Paramore|Redd Online Marketing works with the Greenbrier Resort in West Virginia. The resort targets meeting planners, sending messages that highlight the different packages and offerings. Early on, Greenbrier marketing executives designed beautiful messages that used a variety of images. Today, however, Paramore and her team have implemented a design that uses a standard logo and images for each type of communication.
"The golf packages use one image and the vacation packages use another," she said. "It gives us a baseline look so we can test the actual copy and offers."
Marketers should also remember that newsletters and e-mail marketing are extensions of your brand, Pollard said, so you should use one or two elements that appear in print ads and online in your e-mail message.
"There's instant recognition of branding when you can incorporate a logo or show a photo of a product," he said.
Avoid using audio and video files, as well as executables, scripts and style sheets.
E-mail servers and ISPs view all of the above as potentially dangerous because viruses often piggyback on these files. You can use rich media, however, as long as you stick to simple animated .gifs or incorporate it on a landing page reached by a link.
Embedded forms are also making inroads. Even six months ago, experts cautioned against using such forms or surveys, saying many people wouldn't be able to see or use them. The fact remains, however, that they are extremely successful when sent to prospects and customers who can see them, O'Gorman said. She suggested implementing the format along with a specialized landing page for those who can't or won't use an embedded form.

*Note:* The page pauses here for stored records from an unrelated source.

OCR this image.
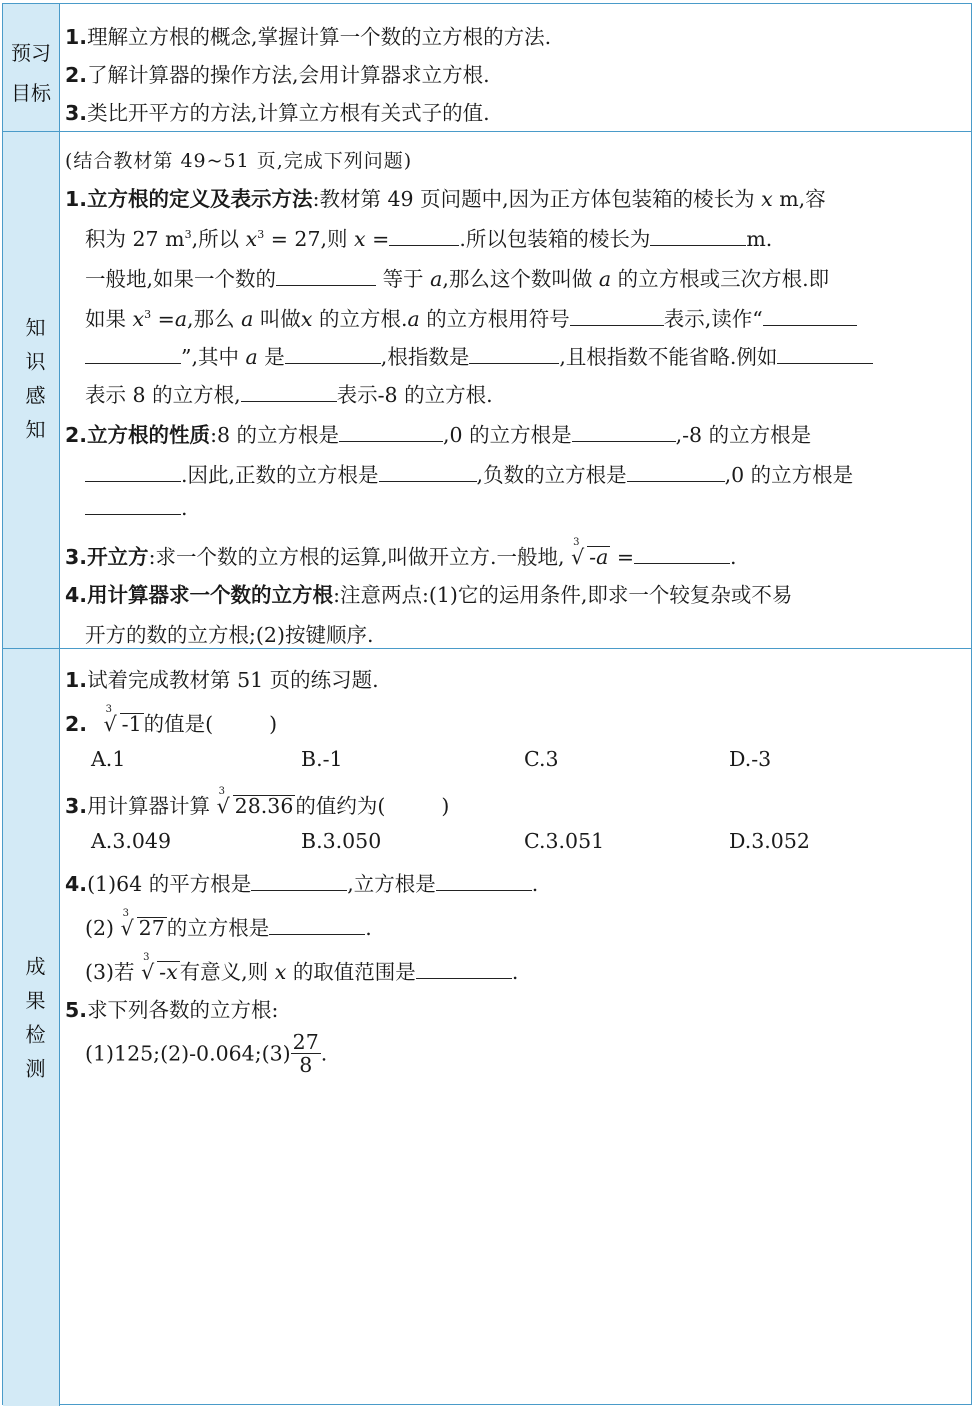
预习
目标
1.理解立方根的概念,掌握计算一个数的立方根的方法.
2.了解计算器的操作方法,会用计算器求立方根.
3.类比开平方的方法,计算立方根有关式子的值.
知识感知
(结合教材第 49~51 页,完成下列问题)
1.立方根的定义及表示方法:教材第 49 页问题中,因为正方体包装箱的棱长为 x m,容
积为 27 $m^3$,所以 $x^3 = 27$,则 x =	.所以包装箱的棱长为	m.
一般地,如果一个数的	等于 a,那么这个数叫做 a 的立方根或三次方根.即
如果 $x^3 =a$,那么 a 叫做x 的立方根.a 的立方根用符号	表示,读作“
”,其中 a 是	,根指数是	,且根指数不能省略.例如
表示 8 的立方根,	表示-8 的立方根.
2.立方根的性质:8 的立方根是	,0 的立方根是	,-8 的立方根是
.因此,正数的立方根是	,负数的立方根是	,0 的立方根是
.
3.开立方:求一个数的立方根的运算,叫做开立方.一般地,
3
√ -a =	.
4.用计算器求一个数的立方根:注意两点:(1)它的运用条件,即求一个较复杂或不易
开方的数的立方根;(2)按键顺序.
成果检测
1.试着完成教材第 51 页的练习题.
2.
3
√ -1的值是(	)
A.1	B.-1	C.3	D.-3
3.用计算器计算
3
√ 28.36的值约为(	)
A.3.049	B.3.050	C.3.051	D.3.052
4.(1)64 的平方根是	,立方根是	.
(2)
3
√ 27的立方根是	.
(3)若
3
√ -x有意义,则 x 的取值范围是	.
5.求下列各数的立方根:
(1)125;(2)-0.064;(3) $\frac{27}{8}$ .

"People love the idea of being able to interact," she said. "As long as you have a backup plan-something that says, `If the form isn't working for you, click here.' If your audience can handle the original, though, it's a wonderful way to make contact."
Don't be afraid of humor.
Businesspeople are looking for information, but they also want a little levity during their day. "Don't be afraid of having a personality," said Gail Goodman, CEO of e-mail marketing provider Constant Contact. "Being silly and fun connects people to your brand and keeps them reading."